So there I was…playing floor hockey, crushing the puck and jumping around like a champ during my sixth grade gym class. I booked it to the net just like every other overly competitive pre-pubescent man-child around me. Sweat dripped from my face.
Julia was on my team, which made playing puck exceptionally better. She ran up to the opposing net–beauty radiated from her every pore–and slammed the puck into the opposing team’s goal. I gave her a high five, and a smile spread across her face. I was delighted; my hormones began to spread through my body like childhood obesity across America.
She totally liked me. I knew it. I had seen her in my math class, always solving those equations with such grace and efficiency, just the way she smiled made me feel so incredibly awesome and happy; she was the pinnacle of human perfection physically and mentally. The fact that she smiled at me put me in pretty high spirits, but I had to put my game face back on. The play was about to resume, and from there, things went horribly wrong.

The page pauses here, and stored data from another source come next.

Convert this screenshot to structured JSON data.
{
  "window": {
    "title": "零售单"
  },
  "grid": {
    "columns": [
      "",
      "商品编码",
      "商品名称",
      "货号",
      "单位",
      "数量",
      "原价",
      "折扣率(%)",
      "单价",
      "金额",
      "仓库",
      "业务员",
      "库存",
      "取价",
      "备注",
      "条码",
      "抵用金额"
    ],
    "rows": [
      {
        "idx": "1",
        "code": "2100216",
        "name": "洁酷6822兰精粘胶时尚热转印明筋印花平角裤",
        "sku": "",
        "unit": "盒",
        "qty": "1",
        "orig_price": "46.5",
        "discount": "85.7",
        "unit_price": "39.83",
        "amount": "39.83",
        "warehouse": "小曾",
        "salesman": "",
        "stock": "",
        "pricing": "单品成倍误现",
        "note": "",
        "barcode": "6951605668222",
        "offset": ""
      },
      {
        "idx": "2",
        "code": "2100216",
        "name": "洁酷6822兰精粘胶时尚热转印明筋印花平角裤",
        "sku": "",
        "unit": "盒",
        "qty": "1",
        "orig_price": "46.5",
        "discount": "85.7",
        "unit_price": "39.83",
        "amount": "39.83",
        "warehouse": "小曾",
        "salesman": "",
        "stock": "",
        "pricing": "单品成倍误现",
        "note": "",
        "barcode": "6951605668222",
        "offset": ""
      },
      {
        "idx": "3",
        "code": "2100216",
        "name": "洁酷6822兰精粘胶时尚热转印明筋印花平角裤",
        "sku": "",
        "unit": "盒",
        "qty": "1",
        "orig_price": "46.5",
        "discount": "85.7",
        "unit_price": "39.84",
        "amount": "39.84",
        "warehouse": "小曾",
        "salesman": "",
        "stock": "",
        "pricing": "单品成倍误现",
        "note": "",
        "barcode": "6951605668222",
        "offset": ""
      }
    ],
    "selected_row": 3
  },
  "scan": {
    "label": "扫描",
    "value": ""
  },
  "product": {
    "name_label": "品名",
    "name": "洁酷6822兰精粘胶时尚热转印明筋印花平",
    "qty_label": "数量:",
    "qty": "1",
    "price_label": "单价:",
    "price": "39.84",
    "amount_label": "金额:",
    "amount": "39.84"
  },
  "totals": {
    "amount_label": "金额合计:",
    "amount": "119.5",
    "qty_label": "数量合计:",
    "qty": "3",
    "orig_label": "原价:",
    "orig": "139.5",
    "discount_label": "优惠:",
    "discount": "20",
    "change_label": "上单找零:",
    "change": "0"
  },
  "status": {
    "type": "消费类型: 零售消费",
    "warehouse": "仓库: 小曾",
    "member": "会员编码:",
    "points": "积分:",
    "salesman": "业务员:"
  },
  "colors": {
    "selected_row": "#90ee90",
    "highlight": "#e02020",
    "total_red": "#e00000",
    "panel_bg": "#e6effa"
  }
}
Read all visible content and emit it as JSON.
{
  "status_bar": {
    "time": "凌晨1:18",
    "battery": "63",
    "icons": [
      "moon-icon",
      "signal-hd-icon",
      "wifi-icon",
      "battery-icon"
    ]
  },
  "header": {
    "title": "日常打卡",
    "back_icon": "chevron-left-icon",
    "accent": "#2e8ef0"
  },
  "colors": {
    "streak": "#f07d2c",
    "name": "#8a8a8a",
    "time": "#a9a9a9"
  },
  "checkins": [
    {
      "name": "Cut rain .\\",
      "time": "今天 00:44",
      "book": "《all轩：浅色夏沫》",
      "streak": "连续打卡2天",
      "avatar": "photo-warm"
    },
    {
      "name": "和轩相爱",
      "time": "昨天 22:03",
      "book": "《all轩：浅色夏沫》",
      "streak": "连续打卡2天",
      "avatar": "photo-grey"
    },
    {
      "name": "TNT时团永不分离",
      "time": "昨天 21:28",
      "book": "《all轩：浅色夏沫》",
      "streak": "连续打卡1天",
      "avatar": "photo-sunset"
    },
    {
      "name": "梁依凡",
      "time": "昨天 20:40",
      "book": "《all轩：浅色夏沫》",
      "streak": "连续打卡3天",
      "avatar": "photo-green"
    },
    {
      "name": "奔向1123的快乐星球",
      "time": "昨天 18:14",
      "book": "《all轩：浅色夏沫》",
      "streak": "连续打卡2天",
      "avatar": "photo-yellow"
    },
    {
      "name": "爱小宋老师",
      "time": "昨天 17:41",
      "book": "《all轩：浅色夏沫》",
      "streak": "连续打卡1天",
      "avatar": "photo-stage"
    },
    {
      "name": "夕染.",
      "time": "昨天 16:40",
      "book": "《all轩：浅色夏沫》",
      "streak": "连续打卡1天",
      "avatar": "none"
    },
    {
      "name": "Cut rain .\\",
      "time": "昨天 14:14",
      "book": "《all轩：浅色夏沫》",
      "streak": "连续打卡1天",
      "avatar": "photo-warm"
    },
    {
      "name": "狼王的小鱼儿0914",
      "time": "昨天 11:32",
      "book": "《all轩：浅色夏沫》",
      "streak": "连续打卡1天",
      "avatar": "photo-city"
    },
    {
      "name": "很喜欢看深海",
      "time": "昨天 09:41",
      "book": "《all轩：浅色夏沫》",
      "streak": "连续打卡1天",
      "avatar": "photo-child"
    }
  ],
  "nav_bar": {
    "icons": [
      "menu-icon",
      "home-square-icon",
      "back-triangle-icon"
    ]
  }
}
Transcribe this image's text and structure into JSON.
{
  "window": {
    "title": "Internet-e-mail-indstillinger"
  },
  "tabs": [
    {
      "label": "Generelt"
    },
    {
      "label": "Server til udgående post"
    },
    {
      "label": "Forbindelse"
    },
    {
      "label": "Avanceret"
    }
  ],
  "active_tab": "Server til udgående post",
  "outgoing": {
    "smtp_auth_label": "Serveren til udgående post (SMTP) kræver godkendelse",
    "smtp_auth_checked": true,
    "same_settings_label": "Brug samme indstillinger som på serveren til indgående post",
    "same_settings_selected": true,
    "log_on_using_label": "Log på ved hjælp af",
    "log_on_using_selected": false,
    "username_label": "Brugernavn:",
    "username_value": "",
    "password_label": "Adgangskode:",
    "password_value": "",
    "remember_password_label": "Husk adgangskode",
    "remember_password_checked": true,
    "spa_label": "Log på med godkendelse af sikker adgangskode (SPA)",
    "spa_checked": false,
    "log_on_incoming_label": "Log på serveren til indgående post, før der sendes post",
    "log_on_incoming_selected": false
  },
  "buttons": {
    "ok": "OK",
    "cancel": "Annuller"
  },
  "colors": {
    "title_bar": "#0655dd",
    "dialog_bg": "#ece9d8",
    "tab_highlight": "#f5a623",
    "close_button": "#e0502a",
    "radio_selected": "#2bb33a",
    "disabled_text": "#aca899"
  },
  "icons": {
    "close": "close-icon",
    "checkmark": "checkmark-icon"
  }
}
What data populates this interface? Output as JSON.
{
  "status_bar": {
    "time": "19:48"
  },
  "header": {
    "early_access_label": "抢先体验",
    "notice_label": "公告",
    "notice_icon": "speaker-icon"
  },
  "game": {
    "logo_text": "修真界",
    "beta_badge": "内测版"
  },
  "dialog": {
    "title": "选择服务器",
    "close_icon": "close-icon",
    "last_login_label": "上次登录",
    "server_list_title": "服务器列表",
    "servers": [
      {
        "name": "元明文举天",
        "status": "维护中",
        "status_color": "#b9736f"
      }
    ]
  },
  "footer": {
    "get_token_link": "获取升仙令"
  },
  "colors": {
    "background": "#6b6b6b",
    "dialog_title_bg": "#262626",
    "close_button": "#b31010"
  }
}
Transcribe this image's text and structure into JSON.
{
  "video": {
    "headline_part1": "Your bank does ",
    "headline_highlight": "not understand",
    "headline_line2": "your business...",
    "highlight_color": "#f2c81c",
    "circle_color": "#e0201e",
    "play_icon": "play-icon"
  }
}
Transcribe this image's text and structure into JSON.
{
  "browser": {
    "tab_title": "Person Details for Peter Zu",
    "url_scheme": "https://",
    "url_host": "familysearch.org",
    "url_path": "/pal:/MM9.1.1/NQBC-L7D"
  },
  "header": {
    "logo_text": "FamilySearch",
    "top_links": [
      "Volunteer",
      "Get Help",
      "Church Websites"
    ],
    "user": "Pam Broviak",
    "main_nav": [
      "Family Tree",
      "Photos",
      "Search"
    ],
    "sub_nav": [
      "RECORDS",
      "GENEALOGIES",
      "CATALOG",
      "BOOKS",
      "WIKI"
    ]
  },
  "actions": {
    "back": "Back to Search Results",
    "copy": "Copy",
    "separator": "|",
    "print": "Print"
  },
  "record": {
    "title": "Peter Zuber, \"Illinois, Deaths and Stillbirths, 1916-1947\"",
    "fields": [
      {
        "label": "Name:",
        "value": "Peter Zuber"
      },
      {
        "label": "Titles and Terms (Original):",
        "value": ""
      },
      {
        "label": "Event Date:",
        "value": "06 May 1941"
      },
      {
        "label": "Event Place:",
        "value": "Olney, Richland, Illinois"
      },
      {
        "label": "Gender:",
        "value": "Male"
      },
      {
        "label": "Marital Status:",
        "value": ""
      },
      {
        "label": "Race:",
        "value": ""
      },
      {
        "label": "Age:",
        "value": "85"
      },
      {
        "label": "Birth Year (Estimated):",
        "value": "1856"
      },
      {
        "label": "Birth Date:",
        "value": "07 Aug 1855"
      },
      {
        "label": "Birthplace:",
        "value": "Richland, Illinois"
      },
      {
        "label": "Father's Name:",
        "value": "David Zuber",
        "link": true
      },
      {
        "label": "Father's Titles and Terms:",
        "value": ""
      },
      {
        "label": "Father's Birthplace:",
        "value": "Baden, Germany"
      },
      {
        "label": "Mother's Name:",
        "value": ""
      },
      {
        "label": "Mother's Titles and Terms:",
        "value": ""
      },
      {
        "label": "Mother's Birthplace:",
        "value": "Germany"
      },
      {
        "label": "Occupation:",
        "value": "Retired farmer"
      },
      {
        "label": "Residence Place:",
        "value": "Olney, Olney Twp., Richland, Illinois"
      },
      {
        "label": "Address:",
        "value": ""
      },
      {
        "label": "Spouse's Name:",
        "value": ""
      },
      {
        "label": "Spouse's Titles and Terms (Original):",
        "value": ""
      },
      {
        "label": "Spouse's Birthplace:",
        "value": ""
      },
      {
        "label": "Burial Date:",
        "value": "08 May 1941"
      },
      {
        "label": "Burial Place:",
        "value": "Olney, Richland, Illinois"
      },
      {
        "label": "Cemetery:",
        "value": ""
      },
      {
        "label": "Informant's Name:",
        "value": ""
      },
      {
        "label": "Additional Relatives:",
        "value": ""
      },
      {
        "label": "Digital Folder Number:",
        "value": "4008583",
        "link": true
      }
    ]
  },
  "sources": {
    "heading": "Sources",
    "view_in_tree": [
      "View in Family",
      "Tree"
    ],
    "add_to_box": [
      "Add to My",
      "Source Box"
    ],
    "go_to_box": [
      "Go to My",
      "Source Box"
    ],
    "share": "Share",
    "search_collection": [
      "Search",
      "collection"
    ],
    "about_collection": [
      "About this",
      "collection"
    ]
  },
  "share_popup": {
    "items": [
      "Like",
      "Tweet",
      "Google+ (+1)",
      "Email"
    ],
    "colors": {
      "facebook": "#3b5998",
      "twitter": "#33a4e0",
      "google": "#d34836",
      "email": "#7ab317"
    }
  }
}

The puck slid behind the net, and we both went running for it. We needed someone to protect goal, but I couldn’t articulate well enough to tell her ‘stay there.’ Blindly, I threw my arm back, and grazed her breast with the palm of my hand. I became a man that day…just by accident.
I remember the embarrassment washed over me like the Tibetan Monk getting hit with the tidal wave in “2012,” I apologized to her about a billion times. She insisted that everything was fine, that I shouldn’t worry, but I could tell everything wasn’t all right.
I never saw her beautifully luminescent eyes look at me during math class again. Never again did that radiating smile break across her face when we passed in corridors. From that moment on we never spoke again and that—coincidentally—was my last year at Providence Academy.
The next year I came to BSM, and experienced even more twinges of puberty following me throughout my whole junior high years. Since that day in gym class I have moved on and matured–a little, and have experienced the beauty and brains of the high school ladies. Well, it’s your loss Julia.